As far as agriculture - not really an issue, i don't think. If we greatly reduced the wasteful and counterproductive (unhealthy) consumption of meat products and over-consumption of much else, i suspect the agricultural footprint would be smaller and cheaper than it currently is. If we don't, then heck, it's just edible tobacco and nobody worries about affording that.

Feodor said...

Well, now, hold on there, hoss.

I didn't say rights weren't ontological. All I said was that they were cognitive conceptions.

To make sense of rights being ontological AND cognitive conceptions is simply to propose that our deeply structured lifeworld shapes our ontology across a few domains among all the domains of human being.

It is to understand ontology as more plastic than common readings of western philosophy usually envision. And it is to take under serious consideration current psychological schools like constructivism and cognitive science.

TStockmann said...

But Feodor - if you redefine ontology to mean something other than the common Western definition, we're no longer talking about the same thing, and what's the point of submerging a semantic argument, especially if the arguing semantics. If you say in the fine tradition of Protagoras and synthetic apriori, that there is no point in describing a reality unstructured by Man, since we are collectively and individually are inevitably Man, that's fine (sort of). If you're arguing that morality has similar bases, that's nice and traditional too, but I've never seen anything convincing that fills the is/ought gap. I'm glad you like your implied utilitarianism, as Rawls likes his and Peter Singer likes his, but you have to realize it's not an definitive refutation of other constructions. The biggest reason you get so shrill and resort to abuse and/or mysticism when we talk about this is that you realize no such argument exists, and a preference is a preference, individually or collectively. This is not to deny that some value sets and practices aren't demonstrably flawed in an instrumental sense - I think we would agree that some things just don't work in relation to posited ends. It pains me to see you use a phrase like "social contract reality" when "social contract bad metaphor" is so much more accurate, and that error makes me wonder if you're just using tag-ends as shibboleths rather than compressing what you're trying to say with a referential shorthand. This isn't just semantics - misdescribing the process makes a hash of figuring out ways to resolve the conflicts to which we both alluded.

drlobojo said...

"Natural law theory eventually gave rise to a concept of "natural rights." John Locke argued that human beings in the state of nature are free and equal, yet insecure in their freedom. When they enter society they surrender only such rights as are necessary for their security and for the common good. Each individual retains fundamental prerogatives drawn from natural law relating to the integrity of person and property (natural rights). This natural rights theory provided a philosophical basis for both the American and French revolutions. Thomas Jefferson used the natural law theory to justify his trinity of "inalienable rights" which were stated in the United States Declaration of Independence."

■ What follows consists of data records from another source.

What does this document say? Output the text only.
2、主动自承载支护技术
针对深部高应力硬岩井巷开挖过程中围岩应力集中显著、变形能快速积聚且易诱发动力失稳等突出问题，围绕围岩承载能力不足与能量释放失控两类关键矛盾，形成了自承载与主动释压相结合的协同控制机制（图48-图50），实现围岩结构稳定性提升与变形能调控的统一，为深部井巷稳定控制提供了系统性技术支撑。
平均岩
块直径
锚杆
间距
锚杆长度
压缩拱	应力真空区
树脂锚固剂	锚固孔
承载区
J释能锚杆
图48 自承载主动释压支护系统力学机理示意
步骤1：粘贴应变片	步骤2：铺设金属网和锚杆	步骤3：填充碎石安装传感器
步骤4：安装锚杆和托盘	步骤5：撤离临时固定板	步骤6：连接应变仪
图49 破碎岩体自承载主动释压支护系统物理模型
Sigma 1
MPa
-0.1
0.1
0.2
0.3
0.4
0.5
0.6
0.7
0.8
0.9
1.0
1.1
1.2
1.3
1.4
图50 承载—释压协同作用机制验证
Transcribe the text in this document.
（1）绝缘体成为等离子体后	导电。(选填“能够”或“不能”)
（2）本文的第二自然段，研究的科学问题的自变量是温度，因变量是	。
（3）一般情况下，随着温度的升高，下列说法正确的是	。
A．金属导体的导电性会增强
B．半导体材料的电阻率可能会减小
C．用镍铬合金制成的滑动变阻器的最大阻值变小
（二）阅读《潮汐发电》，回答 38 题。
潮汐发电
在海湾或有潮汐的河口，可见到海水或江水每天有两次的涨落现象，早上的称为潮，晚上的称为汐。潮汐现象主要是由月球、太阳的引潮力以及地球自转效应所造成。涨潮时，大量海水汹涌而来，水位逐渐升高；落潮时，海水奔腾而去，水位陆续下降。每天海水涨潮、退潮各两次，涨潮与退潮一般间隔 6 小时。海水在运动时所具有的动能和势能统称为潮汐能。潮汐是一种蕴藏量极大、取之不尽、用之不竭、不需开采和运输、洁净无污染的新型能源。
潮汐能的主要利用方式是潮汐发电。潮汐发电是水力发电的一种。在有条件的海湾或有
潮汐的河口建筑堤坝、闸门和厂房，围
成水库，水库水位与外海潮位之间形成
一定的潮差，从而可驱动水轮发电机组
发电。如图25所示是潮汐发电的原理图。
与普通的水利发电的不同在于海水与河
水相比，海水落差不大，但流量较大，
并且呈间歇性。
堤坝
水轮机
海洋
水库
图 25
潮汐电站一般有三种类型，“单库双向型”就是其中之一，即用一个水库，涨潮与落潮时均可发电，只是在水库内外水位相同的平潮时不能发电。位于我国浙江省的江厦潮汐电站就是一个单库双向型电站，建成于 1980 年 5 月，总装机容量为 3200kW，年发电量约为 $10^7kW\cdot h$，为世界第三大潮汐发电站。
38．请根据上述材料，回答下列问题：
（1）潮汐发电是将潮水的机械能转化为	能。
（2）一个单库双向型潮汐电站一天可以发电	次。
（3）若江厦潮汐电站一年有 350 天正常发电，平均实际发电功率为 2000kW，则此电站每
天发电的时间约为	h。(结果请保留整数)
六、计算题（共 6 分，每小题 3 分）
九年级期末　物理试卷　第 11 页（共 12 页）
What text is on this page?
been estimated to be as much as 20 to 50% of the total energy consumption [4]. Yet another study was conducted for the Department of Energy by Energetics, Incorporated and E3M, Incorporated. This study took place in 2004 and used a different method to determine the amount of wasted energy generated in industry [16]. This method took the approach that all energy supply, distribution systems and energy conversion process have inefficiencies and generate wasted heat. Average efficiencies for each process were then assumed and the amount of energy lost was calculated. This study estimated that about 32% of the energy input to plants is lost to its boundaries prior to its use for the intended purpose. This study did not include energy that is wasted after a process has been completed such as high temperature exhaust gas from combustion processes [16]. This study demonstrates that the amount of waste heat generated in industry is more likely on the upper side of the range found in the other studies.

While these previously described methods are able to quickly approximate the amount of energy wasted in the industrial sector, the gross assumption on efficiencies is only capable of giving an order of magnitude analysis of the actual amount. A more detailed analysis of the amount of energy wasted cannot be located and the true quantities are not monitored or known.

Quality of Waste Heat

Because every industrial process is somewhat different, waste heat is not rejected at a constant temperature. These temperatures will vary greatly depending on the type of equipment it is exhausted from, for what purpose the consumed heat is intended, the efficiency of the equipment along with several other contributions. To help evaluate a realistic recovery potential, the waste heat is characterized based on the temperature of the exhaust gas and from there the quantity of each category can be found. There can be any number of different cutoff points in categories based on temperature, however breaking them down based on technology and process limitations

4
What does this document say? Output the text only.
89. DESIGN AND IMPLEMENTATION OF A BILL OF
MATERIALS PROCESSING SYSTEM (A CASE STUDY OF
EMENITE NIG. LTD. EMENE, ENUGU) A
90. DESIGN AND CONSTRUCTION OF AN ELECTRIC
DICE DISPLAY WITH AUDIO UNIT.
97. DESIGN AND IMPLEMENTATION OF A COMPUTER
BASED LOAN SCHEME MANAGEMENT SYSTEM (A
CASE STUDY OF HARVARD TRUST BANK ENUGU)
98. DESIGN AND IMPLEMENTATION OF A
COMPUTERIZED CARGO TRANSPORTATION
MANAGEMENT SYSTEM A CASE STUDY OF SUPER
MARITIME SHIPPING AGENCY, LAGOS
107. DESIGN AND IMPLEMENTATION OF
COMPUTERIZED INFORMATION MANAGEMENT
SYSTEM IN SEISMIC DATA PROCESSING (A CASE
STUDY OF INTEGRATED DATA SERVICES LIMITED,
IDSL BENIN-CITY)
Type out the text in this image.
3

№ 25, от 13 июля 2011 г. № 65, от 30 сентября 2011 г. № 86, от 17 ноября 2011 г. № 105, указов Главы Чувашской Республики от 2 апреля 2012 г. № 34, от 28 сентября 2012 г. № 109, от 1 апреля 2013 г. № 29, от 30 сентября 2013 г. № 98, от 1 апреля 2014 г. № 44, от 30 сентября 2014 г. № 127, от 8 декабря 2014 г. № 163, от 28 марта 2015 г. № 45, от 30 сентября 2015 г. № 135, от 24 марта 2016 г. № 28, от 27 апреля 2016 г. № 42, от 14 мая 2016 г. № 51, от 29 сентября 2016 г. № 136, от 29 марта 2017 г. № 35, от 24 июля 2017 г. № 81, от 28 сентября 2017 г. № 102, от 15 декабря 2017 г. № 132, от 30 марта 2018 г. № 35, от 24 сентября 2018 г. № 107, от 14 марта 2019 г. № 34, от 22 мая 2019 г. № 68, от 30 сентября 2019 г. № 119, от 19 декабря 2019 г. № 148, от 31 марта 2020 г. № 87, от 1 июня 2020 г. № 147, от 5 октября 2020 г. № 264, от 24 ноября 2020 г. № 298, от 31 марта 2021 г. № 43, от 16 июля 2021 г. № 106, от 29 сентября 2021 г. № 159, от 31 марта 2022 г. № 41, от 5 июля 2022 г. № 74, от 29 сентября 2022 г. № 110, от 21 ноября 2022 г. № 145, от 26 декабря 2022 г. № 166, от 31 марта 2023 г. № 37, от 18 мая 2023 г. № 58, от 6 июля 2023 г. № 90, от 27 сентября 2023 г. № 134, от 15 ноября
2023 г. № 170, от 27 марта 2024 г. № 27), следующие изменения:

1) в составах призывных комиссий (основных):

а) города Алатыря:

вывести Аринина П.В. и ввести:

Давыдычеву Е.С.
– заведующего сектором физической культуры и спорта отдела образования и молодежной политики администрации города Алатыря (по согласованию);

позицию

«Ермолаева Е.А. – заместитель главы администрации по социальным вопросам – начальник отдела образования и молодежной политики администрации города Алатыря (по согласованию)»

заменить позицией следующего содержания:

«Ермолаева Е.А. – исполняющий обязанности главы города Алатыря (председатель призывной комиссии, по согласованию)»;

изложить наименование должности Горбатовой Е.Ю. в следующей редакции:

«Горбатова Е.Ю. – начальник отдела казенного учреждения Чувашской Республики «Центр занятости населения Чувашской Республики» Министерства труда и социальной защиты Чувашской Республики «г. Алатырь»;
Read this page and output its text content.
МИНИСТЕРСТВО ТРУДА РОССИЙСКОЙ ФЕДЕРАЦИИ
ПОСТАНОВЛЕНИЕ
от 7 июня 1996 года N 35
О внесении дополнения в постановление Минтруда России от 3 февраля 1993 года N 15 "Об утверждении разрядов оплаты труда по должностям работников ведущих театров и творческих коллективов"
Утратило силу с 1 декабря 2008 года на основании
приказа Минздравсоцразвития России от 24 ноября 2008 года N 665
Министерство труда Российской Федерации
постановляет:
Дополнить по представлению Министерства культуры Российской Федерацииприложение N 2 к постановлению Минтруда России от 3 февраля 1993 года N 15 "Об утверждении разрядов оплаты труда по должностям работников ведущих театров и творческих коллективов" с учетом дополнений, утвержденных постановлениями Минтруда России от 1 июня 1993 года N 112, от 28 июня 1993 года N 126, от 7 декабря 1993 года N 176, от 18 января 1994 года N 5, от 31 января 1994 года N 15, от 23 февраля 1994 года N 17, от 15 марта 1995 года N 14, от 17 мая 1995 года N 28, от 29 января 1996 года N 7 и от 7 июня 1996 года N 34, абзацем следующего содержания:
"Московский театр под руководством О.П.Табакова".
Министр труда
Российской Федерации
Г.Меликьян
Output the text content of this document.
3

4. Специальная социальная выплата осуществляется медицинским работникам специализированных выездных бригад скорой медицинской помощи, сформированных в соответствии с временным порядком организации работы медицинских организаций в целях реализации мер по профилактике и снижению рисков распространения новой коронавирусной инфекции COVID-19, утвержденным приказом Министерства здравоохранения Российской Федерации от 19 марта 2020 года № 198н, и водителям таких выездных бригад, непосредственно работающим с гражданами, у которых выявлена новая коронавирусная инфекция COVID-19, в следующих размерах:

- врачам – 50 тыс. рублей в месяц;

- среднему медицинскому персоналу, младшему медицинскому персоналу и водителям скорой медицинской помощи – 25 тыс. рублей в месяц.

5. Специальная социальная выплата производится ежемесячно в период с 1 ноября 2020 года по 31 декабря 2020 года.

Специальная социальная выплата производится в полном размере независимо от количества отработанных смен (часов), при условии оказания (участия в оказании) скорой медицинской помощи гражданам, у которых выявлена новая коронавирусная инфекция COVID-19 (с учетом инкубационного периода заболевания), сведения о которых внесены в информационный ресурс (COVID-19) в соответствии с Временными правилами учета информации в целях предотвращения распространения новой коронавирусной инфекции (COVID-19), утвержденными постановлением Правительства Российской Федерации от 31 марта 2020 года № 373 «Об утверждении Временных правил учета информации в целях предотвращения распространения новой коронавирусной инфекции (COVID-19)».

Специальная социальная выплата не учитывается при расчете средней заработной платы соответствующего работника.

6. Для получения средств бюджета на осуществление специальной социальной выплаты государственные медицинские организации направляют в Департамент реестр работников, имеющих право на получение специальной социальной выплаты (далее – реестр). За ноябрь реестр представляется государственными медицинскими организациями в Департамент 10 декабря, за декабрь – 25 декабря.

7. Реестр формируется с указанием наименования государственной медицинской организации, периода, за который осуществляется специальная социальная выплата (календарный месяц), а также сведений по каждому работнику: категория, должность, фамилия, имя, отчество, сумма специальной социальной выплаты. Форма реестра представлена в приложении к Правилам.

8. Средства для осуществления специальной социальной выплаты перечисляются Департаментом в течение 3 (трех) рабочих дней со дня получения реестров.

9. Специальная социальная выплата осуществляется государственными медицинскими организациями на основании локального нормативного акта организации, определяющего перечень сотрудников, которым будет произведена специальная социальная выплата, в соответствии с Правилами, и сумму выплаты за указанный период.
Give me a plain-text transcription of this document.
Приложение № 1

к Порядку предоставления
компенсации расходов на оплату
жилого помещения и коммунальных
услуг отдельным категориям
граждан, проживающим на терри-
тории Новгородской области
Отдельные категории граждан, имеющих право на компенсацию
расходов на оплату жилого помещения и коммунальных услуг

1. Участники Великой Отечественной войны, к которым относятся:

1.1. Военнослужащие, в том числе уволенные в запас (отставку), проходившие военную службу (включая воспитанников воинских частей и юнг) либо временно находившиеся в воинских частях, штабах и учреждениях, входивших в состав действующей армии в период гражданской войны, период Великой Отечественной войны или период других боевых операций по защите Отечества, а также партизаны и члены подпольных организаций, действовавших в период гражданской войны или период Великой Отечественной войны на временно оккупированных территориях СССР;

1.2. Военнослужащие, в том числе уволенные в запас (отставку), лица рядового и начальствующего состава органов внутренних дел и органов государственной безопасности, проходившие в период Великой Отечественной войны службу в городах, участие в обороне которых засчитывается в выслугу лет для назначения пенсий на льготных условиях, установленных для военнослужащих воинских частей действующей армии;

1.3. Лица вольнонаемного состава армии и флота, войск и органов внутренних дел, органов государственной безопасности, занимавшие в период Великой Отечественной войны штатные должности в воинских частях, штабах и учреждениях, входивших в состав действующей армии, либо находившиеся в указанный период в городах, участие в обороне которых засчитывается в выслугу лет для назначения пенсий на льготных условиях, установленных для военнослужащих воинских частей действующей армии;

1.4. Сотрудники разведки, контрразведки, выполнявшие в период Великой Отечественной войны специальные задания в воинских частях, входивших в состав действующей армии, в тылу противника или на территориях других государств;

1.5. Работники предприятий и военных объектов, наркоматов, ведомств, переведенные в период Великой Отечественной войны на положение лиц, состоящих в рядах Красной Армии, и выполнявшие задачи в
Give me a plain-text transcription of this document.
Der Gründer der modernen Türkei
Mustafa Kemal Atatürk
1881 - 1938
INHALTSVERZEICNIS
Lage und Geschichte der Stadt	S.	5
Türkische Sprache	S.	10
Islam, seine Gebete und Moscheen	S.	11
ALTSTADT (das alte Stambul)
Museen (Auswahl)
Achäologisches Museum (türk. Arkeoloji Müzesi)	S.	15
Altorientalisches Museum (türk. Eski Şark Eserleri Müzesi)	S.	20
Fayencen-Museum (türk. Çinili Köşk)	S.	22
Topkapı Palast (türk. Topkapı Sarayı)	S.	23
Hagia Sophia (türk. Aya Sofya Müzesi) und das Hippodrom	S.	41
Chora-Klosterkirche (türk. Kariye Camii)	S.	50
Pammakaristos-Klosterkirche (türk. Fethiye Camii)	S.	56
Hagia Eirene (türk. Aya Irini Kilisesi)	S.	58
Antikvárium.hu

Call me old fashion, not semantically engaged, what have you, but I take Jefferson's life, liberty, and pursuit of happiness as my basic rights.

When Americans are hungry, homeless, jobless, and sick and not provided for, even for a few weeks or months their natural rights" under our Constitution are being denied.

TStockmann said...

You are a kind soul.

drlobojo said...

"...kind soul?"
Only if I stay on my meds.

Feodor said...

The reason I get shrill is that you, TStockmann, get aphoristic in lieu of proposals. We follow the ones we love, surely.

Or, I should say, aphoristic with me.

With DrLBJ you just get patronizing.

drlobojo said...

"With DrLBJ you just get patronizing."

That's because I'm the President of the John Spruce Society and he is just the VP.